CMaT’s overall research plan and its impact on industry and workforce is shown below. This strategic plan is structured around a broad stakeholder‐driven ecosystem with three inter‐dependent and convergent Thrusts, and three industry‐relevant Test‐Beds (Engineered Systems) that are integrated and cross‐cutting across all three Thrust areas. As shown, CMaT will have tremendous impact in strengthening the nascent industry.
CMaT 3 Plane Chart
CMaT will employ broad, multi‐disciplinary SMART (Specific, Measurable, Adaptive and Achievable, Responsive and Realistic, and Transformative and Timely) strategies to gain fundamental knowledge, develop technologies, and overcome barriers identified in the NCMC Roadmap.

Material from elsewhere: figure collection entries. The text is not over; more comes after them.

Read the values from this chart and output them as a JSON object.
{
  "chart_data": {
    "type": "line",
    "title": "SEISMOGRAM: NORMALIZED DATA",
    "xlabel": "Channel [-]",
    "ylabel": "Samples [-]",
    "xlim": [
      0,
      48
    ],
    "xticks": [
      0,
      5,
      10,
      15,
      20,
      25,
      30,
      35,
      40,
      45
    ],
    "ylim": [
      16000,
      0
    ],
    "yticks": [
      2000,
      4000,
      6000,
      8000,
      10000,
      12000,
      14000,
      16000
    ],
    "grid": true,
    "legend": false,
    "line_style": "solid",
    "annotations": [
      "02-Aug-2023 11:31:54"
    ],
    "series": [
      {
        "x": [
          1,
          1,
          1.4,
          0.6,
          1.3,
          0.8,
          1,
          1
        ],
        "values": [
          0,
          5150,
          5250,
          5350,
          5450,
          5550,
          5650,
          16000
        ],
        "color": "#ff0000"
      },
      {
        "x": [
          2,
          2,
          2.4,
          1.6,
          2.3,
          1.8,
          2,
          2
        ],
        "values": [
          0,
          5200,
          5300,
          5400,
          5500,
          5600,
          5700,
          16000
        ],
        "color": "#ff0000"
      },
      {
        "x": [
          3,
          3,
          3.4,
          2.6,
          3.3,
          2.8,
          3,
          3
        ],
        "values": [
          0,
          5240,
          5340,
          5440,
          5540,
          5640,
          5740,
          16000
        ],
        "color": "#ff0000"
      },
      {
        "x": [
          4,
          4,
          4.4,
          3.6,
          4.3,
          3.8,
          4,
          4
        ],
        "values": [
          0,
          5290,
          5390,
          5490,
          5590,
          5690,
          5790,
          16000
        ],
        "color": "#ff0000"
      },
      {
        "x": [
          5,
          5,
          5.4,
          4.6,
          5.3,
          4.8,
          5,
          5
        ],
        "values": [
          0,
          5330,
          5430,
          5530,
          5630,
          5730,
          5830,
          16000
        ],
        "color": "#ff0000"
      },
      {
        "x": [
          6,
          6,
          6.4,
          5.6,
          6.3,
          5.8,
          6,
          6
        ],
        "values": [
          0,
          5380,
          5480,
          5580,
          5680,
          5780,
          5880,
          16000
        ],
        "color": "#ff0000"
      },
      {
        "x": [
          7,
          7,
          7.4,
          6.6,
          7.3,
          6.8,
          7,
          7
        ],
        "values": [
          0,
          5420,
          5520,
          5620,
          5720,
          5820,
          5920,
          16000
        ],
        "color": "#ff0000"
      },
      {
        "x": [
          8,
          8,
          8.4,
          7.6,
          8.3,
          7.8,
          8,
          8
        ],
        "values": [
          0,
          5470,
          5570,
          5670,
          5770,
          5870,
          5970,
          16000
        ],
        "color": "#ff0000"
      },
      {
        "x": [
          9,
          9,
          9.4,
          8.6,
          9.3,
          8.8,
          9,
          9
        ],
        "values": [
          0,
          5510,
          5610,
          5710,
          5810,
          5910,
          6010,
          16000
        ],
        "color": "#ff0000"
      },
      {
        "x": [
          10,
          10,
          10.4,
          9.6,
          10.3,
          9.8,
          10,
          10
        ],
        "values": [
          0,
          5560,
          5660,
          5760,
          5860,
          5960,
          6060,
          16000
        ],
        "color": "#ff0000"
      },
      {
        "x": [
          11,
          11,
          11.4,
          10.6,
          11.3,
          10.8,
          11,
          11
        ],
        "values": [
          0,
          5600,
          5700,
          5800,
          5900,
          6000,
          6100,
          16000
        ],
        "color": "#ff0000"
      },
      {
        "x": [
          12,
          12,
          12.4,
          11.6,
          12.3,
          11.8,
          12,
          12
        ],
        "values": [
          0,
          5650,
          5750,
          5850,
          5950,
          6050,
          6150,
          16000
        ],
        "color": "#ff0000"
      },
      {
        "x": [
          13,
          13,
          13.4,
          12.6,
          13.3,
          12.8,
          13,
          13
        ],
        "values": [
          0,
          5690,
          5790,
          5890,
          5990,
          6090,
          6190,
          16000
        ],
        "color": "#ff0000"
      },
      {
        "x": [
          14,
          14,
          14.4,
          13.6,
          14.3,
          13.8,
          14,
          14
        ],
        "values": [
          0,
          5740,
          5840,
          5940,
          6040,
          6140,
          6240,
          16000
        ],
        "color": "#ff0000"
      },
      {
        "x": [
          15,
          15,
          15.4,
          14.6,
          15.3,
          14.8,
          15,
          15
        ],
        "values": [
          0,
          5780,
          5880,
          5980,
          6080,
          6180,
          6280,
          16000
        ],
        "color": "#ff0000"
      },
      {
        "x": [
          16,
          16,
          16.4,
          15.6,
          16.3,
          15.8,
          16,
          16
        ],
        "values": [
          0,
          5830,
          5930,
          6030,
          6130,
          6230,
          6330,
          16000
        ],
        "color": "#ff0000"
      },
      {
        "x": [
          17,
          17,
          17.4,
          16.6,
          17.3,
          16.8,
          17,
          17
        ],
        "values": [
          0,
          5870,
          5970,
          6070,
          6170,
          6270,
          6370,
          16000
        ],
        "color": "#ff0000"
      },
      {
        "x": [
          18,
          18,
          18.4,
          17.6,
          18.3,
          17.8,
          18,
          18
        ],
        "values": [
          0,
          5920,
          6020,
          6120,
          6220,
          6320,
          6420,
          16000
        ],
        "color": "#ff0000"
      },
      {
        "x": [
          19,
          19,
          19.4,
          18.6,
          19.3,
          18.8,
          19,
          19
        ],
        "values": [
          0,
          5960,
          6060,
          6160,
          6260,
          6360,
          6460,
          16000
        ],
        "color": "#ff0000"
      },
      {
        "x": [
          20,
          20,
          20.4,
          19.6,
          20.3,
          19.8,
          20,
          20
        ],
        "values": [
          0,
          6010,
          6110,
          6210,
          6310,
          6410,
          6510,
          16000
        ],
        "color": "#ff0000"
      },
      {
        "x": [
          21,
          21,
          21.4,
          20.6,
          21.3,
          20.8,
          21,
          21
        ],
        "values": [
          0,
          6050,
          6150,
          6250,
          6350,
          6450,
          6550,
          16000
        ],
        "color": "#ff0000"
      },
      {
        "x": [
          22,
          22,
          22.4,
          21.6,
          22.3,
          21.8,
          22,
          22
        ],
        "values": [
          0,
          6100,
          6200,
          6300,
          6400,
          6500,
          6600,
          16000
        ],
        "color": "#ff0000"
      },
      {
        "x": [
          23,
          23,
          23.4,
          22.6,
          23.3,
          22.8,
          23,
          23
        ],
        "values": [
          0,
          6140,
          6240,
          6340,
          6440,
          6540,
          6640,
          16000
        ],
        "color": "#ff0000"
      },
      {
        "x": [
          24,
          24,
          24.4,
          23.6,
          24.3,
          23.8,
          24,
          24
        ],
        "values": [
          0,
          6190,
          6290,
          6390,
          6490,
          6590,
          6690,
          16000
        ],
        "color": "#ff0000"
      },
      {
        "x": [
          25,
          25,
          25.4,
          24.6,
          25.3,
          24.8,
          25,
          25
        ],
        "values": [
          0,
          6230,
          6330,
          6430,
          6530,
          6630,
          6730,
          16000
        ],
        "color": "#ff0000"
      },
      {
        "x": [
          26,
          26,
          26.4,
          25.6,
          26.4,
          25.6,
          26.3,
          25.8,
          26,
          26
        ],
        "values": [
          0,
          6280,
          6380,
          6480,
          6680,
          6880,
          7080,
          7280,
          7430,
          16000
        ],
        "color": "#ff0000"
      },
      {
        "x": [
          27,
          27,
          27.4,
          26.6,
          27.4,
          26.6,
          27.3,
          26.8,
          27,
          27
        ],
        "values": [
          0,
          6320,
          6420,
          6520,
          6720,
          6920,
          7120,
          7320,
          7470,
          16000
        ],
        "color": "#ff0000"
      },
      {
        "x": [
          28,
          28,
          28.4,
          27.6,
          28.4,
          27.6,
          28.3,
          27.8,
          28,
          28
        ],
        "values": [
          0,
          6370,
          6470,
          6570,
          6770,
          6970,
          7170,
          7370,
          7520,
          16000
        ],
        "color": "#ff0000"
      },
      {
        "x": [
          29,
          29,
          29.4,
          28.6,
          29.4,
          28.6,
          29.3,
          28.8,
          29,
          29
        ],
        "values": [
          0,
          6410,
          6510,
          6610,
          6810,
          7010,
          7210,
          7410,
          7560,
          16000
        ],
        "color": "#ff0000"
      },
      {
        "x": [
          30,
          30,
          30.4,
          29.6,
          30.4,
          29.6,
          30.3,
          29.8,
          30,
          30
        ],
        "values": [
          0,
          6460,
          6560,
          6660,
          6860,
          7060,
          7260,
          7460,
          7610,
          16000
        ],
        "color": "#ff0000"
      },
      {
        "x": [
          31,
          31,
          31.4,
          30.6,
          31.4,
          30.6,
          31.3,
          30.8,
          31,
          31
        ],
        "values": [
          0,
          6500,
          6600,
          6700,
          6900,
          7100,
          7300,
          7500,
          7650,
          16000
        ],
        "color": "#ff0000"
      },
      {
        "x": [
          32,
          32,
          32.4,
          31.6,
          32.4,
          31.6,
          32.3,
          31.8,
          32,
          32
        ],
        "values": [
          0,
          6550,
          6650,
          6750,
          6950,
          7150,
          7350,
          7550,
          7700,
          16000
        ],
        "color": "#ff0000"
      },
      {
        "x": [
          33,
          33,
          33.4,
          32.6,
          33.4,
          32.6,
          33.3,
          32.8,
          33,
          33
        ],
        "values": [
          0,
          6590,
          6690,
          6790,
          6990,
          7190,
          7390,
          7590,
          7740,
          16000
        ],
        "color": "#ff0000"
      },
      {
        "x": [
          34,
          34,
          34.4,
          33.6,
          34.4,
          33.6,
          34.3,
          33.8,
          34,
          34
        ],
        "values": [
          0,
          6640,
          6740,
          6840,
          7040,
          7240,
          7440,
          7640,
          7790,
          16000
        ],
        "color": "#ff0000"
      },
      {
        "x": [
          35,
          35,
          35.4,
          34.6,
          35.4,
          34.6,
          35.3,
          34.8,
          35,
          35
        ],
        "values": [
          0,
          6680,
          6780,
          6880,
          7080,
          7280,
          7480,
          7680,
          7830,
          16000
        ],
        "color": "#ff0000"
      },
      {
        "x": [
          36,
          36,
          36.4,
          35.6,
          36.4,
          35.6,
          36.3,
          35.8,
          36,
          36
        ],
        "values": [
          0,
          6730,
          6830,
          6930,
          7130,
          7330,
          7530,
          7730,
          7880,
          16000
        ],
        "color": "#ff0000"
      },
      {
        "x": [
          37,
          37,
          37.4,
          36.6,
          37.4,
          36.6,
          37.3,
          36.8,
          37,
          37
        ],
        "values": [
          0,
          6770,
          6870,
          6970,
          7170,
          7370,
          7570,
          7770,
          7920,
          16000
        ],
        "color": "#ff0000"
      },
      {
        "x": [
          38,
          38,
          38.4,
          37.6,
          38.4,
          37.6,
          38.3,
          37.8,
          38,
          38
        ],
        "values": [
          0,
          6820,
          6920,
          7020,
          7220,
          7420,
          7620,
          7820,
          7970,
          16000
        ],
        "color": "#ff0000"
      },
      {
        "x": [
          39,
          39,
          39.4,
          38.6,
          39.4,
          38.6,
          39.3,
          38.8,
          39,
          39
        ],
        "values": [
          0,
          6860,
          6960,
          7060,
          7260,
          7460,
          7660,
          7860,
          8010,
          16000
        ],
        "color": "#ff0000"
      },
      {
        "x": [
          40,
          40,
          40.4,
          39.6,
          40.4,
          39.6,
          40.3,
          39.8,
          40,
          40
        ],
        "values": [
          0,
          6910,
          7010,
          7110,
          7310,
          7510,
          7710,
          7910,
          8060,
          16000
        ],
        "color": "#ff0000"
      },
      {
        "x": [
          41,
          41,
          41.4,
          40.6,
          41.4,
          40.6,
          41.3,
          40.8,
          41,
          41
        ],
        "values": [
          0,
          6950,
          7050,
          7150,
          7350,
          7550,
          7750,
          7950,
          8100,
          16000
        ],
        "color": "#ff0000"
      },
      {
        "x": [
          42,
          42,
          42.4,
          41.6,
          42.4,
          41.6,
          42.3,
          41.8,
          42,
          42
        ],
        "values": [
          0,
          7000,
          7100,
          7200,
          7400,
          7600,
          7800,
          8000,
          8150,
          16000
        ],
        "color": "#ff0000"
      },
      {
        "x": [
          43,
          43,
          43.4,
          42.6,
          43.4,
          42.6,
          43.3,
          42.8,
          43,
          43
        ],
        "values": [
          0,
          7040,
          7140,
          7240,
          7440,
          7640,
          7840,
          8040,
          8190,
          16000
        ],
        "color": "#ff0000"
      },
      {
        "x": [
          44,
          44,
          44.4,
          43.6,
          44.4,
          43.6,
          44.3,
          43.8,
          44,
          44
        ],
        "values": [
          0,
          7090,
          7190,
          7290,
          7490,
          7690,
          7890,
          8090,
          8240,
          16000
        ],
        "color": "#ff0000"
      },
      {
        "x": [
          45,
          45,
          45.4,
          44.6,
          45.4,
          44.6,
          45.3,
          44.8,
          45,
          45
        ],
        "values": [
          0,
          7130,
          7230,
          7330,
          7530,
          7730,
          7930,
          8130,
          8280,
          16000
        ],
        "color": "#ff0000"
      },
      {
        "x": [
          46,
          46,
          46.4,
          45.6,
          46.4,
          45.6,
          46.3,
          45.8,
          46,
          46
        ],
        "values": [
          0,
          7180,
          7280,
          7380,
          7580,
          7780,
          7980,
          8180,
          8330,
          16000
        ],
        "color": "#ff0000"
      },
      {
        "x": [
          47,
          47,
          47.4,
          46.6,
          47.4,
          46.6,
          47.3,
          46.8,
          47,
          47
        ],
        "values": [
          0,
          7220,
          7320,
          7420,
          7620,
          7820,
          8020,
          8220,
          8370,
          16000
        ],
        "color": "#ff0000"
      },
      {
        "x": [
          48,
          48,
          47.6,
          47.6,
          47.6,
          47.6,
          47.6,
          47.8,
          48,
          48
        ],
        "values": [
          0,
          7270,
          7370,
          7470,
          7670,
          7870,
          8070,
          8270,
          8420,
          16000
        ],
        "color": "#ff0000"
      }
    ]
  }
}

First, new knowledge will be gained to catapult scalable cell manufacturing, especially in areas of critical quality attributes (CQA), i.e., the properties or biomarkers of a given type of cell that “predict’ its safety, efficacy, or potency. The lack of reliable CQAs is major barrier in the success of cell therapies as well as their reproducibility across clinical centers and industry. There is also little correlation between in vitro and in vivo potency‐safety (i.e., quality) measurements. Furthermore, not much is known on how scaling of the manufacturing process affects cell function. In collaboration with NIST and the Standards Coordinating Body (SCB), we will use measurement science approaches in all aspects of cell characterization and process development, enabling standards development for the broader cell manufacturing industry. Second, CMaT will develop new enabling tools and technologies that would be broadly applicable to all Test‐Beds as well as other cell therapies and biomanufacturing platforms. Such tools and technologies include rapid, in‐line testing of critical cell attributes through multiplexed sensors and imaging probes; organ/disease‐on‐a‐chip models for rapid, low‐cost, potency testing; big‐data analytics to model cell quality; as well as engineered biomaterials and bioreactors coupled with advanced process modeling and supply chain innovation and integration. Third, at the Engineered Systems level, CMaT will address key barriers in each Test‐Bed: predicting safety and efficacy on industry relevant Test8 Strategic Plan Beds; large‐scale, low‐cost manufacturing; lack of industry standards and a trained workforce, and regulatory and social policy as related to large‐scale cell therapies. Finally, CMaT will nurture an inclusive, industry‐academia‐clinician‐government ecosystem to achieve its goals. This broad strategy, driven by needs from industry, academics, clinicians, patients, and regulatory agencies, will collectively enable large‐scale, low‐cost, reproducible manufacturing of high‐quality therapeutic cells.
Through these efforts, CMaT will reduce the cost, increase access to, and improve the efficacy and reproducibility of cell therapies, which will enable industry growth, alleviate patient suffering, improve the healthcare economy, and transform how we routinely treat incurable and chronic diseases.